Jack and Carol Benge remember the humble beginnings of Epiphany Catholic Church 50 years ago, when Masses were celebrated in the Palmetto Women's Club and Library, folding chairs served as pews and the altar was a collapsible picnic table with an altar cloth draped over it. Despite the many changes, the Port Orange church has experienced throughout the years, one thing has remained constant – the sense of family among those who walk through their doors.
"The people are what make this church so special," said Jack Benge, a founding member of Epiphany Catholic Church. "From the very founding of this parish, the uniqueness of the people, the lovingness, and the willingness to work hard to make this parish grow is wonderful. There is so much love here."
The Benges, along with their daughter and son-in-law, Joanie and Steve Hunt, were among the approximately 400 people participating in the culminating event of a year-long celebration commemorating the parish's golden jubilee -- the celebration of Mass with Bishop John Noonan, fittingly celebrated on Jan. 6, the Feast of the Epiphany.
Bishop Noonan congratulated the congregation, noting that their church's history is tied to another historic moment in the Catholic Church's history.

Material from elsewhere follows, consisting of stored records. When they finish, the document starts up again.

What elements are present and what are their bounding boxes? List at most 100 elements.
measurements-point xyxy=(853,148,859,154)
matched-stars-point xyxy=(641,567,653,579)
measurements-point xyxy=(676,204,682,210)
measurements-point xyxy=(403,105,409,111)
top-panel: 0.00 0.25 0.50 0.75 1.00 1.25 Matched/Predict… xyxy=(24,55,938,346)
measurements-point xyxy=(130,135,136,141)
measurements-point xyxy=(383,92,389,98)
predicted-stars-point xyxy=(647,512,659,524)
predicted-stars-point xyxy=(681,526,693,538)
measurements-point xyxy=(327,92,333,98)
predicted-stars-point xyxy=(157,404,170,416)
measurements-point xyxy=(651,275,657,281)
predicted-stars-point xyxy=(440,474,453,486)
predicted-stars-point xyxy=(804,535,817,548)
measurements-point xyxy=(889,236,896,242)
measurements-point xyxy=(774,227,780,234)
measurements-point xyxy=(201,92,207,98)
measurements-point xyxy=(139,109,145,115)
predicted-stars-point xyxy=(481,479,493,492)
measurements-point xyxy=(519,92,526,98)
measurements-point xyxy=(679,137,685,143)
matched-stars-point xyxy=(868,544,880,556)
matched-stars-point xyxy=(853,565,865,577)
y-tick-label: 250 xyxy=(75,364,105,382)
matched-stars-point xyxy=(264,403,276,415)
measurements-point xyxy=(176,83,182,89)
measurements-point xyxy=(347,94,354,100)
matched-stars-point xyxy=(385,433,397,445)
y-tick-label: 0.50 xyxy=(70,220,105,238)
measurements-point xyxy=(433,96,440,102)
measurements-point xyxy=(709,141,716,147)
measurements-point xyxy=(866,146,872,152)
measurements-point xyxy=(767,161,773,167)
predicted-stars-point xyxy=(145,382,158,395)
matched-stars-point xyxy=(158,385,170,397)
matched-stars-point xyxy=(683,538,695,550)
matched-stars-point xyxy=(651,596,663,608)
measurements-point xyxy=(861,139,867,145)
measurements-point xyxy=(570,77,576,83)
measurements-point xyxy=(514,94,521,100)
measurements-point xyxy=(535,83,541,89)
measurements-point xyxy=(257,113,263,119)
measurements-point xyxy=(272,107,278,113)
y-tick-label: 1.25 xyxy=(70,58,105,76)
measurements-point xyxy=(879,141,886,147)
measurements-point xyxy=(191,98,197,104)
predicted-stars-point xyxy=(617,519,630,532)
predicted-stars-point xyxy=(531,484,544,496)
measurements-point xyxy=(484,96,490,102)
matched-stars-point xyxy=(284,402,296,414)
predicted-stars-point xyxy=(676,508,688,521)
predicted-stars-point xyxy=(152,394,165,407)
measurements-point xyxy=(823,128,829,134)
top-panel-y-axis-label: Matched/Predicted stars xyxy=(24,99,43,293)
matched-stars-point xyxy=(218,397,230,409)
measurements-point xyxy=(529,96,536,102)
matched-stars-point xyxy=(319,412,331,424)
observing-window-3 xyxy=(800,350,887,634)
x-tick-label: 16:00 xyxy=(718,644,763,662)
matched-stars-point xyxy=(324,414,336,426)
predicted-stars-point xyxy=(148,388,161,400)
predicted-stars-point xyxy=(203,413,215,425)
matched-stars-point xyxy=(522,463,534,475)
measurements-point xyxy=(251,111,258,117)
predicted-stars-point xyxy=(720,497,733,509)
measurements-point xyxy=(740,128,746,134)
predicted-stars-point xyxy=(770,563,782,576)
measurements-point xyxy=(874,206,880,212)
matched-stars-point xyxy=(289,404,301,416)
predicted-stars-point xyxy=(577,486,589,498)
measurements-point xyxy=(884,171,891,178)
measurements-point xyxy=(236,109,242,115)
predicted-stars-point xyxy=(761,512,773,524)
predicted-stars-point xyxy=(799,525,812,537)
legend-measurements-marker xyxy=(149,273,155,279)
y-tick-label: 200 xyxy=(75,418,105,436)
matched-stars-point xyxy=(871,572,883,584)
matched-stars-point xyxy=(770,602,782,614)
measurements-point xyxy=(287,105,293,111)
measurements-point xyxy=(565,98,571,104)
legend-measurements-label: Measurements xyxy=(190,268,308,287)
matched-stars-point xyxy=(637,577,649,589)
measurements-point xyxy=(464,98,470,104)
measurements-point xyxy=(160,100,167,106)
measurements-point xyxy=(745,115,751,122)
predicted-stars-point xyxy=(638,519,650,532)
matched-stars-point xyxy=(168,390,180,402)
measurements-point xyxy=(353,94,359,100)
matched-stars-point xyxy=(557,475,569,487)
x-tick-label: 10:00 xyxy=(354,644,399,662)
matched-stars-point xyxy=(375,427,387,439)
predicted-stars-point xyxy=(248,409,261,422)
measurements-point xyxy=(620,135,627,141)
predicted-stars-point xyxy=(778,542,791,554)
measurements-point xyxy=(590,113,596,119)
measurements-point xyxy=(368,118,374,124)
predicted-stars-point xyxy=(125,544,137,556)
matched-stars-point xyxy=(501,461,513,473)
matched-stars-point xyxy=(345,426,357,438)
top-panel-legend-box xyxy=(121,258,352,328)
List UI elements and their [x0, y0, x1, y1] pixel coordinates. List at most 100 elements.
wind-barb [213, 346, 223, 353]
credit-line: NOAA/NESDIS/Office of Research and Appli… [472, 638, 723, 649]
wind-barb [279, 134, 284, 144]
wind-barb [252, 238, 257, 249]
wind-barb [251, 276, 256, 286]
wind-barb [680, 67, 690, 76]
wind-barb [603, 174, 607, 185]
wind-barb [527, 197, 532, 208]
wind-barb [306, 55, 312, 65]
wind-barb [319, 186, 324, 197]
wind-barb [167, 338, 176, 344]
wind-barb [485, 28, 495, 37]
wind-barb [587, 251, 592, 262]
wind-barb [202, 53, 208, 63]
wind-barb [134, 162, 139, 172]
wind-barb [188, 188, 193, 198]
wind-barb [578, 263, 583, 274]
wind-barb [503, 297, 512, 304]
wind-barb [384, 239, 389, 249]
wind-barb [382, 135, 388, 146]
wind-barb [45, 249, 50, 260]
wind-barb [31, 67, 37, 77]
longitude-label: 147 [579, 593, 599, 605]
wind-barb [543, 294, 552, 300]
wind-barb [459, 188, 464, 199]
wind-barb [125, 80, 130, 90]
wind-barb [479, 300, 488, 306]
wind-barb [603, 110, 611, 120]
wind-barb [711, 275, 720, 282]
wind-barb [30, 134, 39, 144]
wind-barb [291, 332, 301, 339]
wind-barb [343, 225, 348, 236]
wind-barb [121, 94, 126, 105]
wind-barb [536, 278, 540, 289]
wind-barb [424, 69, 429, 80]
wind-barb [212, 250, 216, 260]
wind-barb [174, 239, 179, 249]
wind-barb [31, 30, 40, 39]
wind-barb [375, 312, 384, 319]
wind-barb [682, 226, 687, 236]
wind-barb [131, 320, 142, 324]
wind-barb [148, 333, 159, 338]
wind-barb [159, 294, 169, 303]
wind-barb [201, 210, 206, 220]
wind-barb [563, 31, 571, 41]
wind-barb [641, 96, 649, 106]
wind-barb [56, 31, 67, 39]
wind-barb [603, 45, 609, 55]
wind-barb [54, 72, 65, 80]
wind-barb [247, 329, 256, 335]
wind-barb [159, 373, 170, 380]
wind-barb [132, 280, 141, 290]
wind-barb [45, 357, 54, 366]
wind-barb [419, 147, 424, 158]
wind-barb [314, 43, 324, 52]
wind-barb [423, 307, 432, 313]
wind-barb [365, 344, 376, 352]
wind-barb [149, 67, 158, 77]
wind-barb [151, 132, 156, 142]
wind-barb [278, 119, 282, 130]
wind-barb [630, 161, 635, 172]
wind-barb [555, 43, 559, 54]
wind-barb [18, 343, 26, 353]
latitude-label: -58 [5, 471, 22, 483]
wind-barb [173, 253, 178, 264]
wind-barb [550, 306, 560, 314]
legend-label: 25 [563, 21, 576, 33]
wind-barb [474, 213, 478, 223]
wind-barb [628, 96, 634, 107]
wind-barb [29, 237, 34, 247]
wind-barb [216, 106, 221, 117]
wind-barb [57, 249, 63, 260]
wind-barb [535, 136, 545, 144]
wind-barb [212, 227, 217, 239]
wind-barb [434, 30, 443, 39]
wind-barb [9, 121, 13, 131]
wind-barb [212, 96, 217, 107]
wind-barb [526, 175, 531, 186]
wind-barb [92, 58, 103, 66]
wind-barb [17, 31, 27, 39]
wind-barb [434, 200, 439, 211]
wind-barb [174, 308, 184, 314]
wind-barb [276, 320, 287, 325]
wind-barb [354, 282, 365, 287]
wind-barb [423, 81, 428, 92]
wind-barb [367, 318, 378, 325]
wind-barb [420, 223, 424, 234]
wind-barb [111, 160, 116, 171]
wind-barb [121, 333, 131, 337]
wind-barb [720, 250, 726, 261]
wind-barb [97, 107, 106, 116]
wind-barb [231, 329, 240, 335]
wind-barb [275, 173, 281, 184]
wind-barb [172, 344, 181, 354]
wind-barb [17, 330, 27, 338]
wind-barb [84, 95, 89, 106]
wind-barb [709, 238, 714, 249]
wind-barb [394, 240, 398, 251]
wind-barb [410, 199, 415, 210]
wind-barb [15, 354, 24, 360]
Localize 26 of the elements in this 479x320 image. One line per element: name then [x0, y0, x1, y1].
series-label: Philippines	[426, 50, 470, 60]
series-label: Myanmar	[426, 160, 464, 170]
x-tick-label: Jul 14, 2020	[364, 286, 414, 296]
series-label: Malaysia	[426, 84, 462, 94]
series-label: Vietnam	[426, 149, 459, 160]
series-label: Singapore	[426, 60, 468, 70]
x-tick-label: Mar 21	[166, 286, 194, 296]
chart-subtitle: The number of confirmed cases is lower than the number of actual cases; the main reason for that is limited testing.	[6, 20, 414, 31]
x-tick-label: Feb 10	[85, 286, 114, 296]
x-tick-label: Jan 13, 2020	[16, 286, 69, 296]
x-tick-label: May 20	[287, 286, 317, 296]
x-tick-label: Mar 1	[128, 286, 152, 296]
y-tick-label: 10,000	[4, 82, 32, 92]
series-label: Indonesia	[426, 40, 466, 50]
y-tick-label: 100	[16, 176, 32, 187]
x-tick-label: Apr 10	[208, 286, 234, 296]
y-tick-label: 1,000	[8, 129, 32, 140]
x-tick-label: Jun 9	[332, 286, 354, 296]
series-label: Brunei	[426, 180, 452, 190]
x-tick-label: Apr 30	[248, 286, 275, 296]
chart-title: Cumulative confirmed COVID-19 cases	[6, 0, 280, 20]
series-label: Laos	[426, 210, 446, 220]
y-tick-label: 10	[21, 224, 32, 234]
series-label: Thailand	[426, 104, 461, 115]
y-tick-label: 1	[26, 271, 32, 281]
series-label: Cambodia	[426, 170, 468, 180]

"Archbishop (Joseph) Hurley was not present for the naming and announcing of this new parish," he said. "In fact, he was in Rome for the opening of Vatican Council II, and that was part of his plan because on that day, Oct. 11, 1962, he had left orders that so many parishes were to be named and founded. So, in a real sense, you are the children of the Vatican Council."
Bishop Noonan commended the many priests, administrators and ministry leaders who had helped grow Epiphany into the parish it now is. Still, he offered special praises to the people.
"You have given of yourself," Bishop Noonan said. "You have taken the words of St. Paul seriously and the stewardship of God's grace to heart because you have shared your time, your talent and your treasure to make Epiphany a church that truly reflects the presence of the Lord."
Father John Bosco, parochial vicar, echoed Bishop Noonan's sentiment.
"Our fathers laid the foundation," he said. "It is now our turn to take the treasures of the Gospel and apply them to our time and space. It is time for our generation to continue to work for the good of all so that anybody who turns to this faithful community will not find himself or herself as a stranger, but part of God's loving community."